Brasilia demuestra que el hombre se erigió como conceptor y hacedor del espacio; esta ciudad se construyó en cuatro años, imponiéndose a los divinos mandatos y procesos históricos que configuraron a otras urbes. Pero nacida de la cabeza del hombre, resultó racional. Su forma de avión, su división por alas y cuadras, su orden psicológico y estructural, su proyección para autos en detrimento de peatones, su institucionalidad, la hacen un territorio tan lógico, que dista de la imperfección y el ruido humanos.
Arrastrándome por la premisa de que un espacio solo es posible en relación a las cosas que lo ocupan, en Brasilia persiste una visión ideológica e instrumental sobre el espacio. Si en el breve contacto con la ciudad esta resulta monumental, pero poco emocional; para no caer en la distopía, hace falta escarbar en sus atmósferas para sentir la esencia humana que respira en ella, más allá del concreto y del asfalto.
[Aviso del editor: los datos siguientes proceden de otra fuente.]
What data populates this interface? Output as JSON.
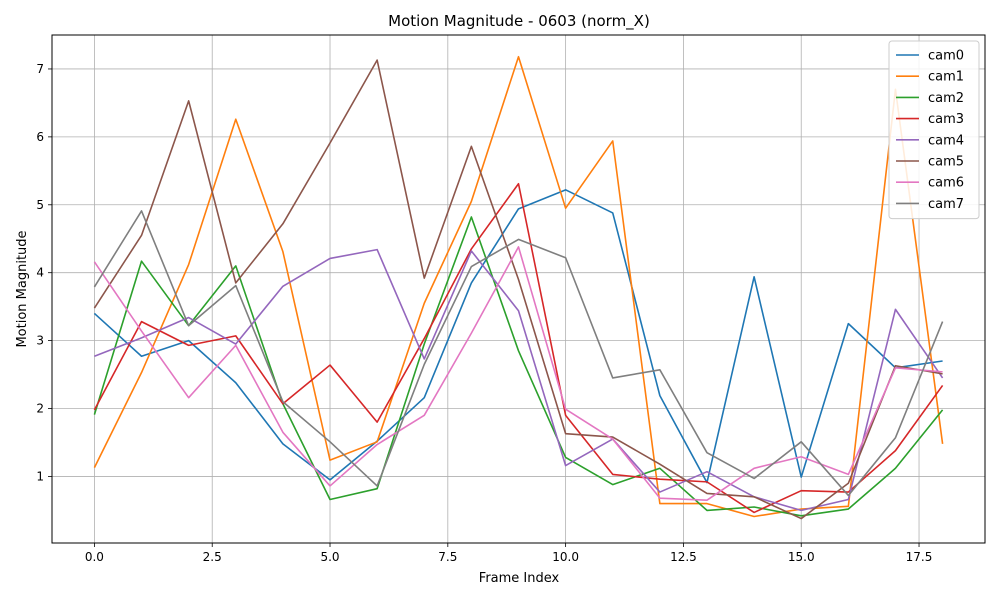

Contra la falta de un sentido de pertenencia de los habitantes para con la ciudad (la mayoría llegó tentado por las prebendas de la burocracia), existen ensayos por mostrarla, además de como patrimonio arquitectónico en medio de una sabana, como una ciudad para el deporte (y hacia allá apuntan los planes previos de la Copa Mundial 2014) y como polo musical, con un rico movimiento roquero. Y resulta que entre la samba, la charla y los ‘chopinhos’, la buena compañía y los dictámenes de la noche, la Brasilia viva, con 52 años de historia, empezó a mostrarse, como esa casa que solo es hogar cuando entre sus muros contiene memoria y movimiento, cuando se enciende la chimenea.
Apartándome de la capital y del lago artificial que la acompaña, esta idea de la casa me mueve por los espacios del Brasil hasta Belo Horizonte, una de las primeras ciudades planificadas y la tercera más poblada del país, en donde Niemeyer también levantó sus edificaciones (la iglesia de San Francisco -por citar una- que alberga la pintura de Portinari).
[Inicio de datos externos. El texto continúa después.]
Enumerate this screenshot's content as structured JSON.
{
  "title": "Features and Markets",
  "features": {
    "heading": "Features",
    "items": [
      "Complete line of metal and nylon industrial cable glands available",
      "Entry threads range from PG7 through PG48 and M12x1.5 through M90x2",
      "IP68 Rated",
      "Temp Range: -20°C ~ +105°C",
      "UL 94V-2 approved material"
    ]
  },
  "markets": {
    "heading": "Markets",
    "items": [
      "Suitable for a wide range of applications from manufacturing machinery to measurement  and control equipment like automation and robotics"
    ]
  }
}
Allí, en la capital de Minas Gerais, en la galería de Celma Albuquerque la más reciente instalación del artista Nuno Ramos sale a mi encuentro, mientras se trabaja en su montaje. ‘ai, pareciam eternas!’ se titula la obra, tomando un verso de Carlos Drummond. Ramos conceptualizó esta obra en base a tres casas en las que moró, de cuyas habitaciones hizo réplicas a escala natural. Dentro de la galería, esos muros, techos y ventanas, alguna vez habitados por el artista, se están hundiendo en el barro, así como los momentos y los encuentros que contienen van cediendo ante el hambre del olvido. Es que el arte también está para integrar el espacio físico y el espacio mental. Como la de Nuno Ramos, hay propuestas que apuntan hacia la afectación de los espacios sobre el ser humano. El espacio se torna en lugar; es decir en una dimensión habitada y sentida como tal, donde además de la percepción se da un encuentro.
Pensando esas relaciones resulta fascinante la existencia del Centro Inhotim, una hacienda en la población de Brumadinho, cuyas tierras no son pasto de ganado, ni para agricultura ni asentamiento industrial, sino proyectadas para que la flora y el paisaje convivan con el arte contemporáneo. Allí habita el riesgo y la estética de las propuestas artísticas, para que quienes hacemos este mundo podamos convivir con ellas, sentirlas, para pensarlas.
Así sucede con las instalaciones de Cildo Meireles, ‘Desvío para vermelho. Impregnación’ o ‘a traves’, donde se intenta dejar atrás la idea del espacio como un problema abstracto, mental y analítico, pues la ambigüedad del arte llega hasta ese punto después de que el individuo, partícipe de esas obras, vive una experiencia sensorial. En la primera obra de Meireles, ese rojo sangre, amor, pasión, intensidad inunda a quien camina por esa habitación; en la segunda, el mismo individuo anda por sobre vidrios y cruza cercas, puertas, persianas, cadenas, rejas y redes, para finalmente comprobar que no hay barrera infranqueable ni imposición alguna para el ingenio.
Un ingenio que en Río, Sao Paulo, y otras ciudades de ese subcontinente, se manifestarán con otras relaciones con el espacio, con otras experiencias; este fue un vistazo, acaso una reflexión o un intento de apertura mental.